Cruz is the only automatic qualifier on the five-man road team. Two riders will be chosen by U.S. Cycling officials, with two more spots awarded the top U.S. riders in the World Cup and general world rankings. Defending Tour de France champion Lance Armstrong, currently fifth in the world rankings, will qualify for the Olympics via that route.
Armstrong’s name was in the air as Cruz climbed off his bike at the trials.
“Have fun riding for Lance,” one rider cracked, alluding to Cruz’s likely Olympic role as an assistant to Armstrong’s gold-medal bid.
Cruz shrugged.
“I’m sure I’ll have my role,” he said, “but my role [at the trials] wasn’t to win. Anything could happen. You never know.”
A JOB TOO WELL DONE
What we would call a stadium demolition, the Aussies refer to as “a counter-terrorism exercise.”
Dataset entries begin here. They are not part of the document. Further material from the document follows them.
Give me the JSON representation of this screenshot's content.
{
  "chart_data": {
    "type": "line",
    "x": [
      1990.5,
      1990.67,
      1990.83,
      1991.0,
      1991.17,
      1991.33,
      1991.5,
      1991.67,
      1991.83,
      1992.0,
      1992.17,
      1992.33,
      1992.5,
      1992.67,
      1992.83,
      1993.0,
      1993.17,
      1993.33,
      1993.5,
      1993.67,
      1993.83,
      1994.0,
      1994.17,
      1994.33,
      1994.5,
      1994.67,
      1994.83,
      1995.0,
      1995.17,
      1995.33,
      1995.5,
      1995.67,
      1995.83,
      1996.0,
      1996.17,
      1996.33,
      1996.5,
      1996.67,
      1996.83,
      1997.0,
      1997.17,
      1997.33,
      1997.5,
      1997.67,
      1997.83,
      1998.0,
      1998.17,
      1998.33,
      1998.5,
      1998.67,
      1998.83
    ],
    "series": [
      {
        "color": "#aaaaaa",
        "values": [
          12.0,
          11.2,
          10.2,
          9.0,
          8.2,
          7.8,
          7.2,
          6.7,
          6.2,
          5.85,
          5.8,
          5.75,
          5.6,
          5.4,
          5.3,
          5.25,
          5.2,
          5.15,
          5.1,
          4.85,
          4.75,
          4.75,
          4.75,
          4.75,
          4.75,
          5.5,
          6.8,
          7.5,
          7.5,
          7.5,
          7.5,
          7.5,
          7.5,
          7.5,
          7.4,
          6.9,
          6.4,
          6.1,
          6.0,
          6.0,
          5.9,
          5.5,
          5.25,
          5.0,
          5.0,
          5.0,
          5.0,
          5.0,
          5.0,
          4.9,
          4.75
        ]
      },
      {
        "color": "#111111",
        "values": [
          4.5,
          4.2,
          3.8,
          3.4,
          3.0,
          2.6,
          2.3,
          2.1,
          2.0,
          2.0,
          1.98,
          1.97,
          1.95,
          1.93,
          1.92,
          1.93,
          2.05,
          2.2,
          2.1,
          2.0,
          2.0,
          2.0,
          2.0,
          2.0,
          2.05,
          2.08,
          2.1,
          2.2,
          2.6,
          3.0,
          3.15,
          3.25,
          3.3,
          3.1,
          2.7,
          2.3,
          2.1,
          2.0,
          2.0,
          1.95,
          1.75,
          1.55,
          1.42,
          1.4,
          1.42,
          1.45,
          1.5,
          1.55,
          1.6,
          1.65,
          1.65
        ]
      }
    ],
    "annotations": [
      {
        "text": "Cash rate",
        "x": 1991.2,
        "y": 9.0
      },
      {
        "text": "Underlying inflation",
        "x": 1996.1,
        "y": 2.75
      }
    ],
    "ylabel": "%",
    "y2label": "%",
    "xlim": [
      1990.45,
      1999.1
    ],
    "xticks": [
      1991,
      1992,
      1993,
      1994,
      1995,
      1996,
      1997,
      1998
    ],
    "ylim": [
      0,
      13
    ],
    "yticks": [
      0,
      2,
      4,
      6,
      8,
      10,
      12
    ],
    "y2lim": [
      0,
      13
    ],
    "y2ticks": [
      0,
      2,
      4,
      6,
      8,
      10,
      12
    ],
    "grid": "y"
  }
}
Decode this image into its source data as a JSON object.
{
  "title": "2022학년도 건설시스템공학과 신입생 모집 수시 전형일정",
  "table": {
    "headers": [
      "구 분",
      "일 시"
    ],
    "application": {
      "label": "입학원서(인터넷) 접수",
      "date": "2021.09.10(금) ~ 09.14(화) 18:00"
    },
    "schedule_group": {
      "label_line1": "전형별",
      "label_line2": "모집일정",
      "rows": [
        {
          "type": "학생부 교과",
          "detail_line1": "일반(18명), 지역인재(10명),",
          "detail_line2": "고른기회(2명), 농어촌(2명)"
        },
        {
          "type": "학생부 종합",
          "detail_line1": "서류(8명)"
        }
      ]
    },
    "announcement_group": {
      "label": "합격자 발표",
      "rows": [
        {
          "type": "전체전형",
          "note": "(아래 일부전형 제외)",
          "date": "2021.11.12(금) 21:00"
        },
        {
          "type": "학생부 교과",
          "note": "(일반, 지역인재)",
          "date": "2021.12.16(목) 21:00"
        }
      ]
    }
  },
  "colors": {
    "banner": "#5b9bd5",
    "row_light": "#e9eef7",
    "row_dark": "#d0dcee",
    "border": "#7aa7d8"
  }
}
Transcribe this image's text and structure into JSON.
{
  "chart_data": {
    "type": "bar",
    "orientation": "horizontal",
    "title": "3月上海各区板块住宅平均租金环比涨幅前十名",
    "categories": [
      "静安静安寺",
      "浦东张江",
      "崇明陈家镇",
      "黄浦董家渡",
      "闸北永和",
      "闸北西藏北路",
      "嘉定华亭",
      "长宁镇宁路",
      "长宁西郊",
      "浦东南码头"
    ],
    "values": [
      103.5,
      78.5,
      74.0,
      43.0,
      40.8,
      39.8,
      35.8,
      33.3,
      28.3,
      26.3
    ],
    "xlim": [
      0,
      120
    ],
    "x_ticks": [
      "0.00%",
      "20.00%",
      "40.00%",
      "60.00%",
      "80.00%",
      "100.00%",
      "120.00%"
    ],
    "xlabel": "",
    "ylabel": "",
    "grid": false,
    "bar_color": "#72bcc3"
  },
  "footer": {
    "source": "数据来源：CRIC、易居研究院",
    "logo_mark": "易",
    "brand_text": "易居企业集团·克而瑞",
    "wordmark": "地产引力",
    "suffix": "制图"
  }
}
Last week, elite Australian army forces staged a mock terrorist attack at the Olympic softball stadium, or what had been the Olympic softball stadium. By the time commandos had finished storming the stadium and completing the drill, doors had been knocked down, windows smashed and entire walls demolished--damage costing tens of thousands of dollars to repair.
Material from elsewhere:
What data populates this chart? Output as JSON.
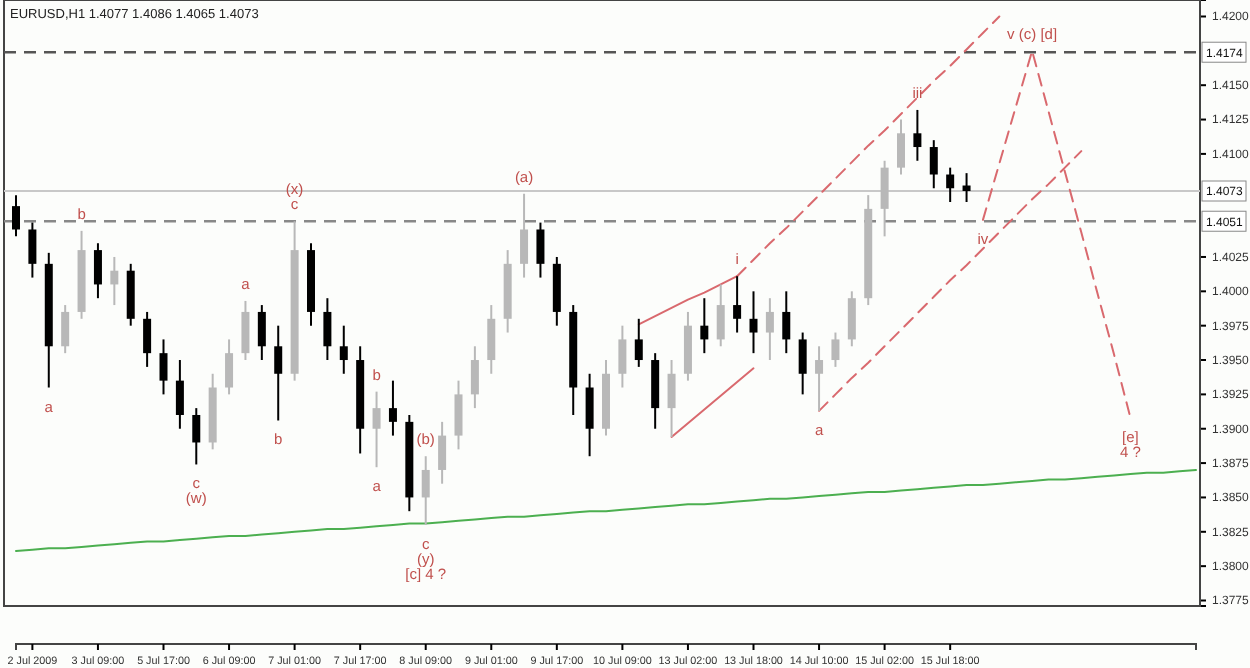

“If we are going to play these sort of exercises for real, if they have to be actioned as if they were the real thing, inevitably we are likely to cause damage to some place or other,” New South Wales Police Commissioner Peter Ryan said.
“Things could get blown about by helicopters, for example, or doors broken down.”
Ryan said it “is no good saying, ‘There’s a door, we normally would break it down, but on this occasion we’ll just put a cross on it and pretend we’ve done it.’ We have to do these things for real.”
A spokesperson for the commissioner said repair costs already had been factored into the overall cost of the drill and would come out of the New South Wales state budget.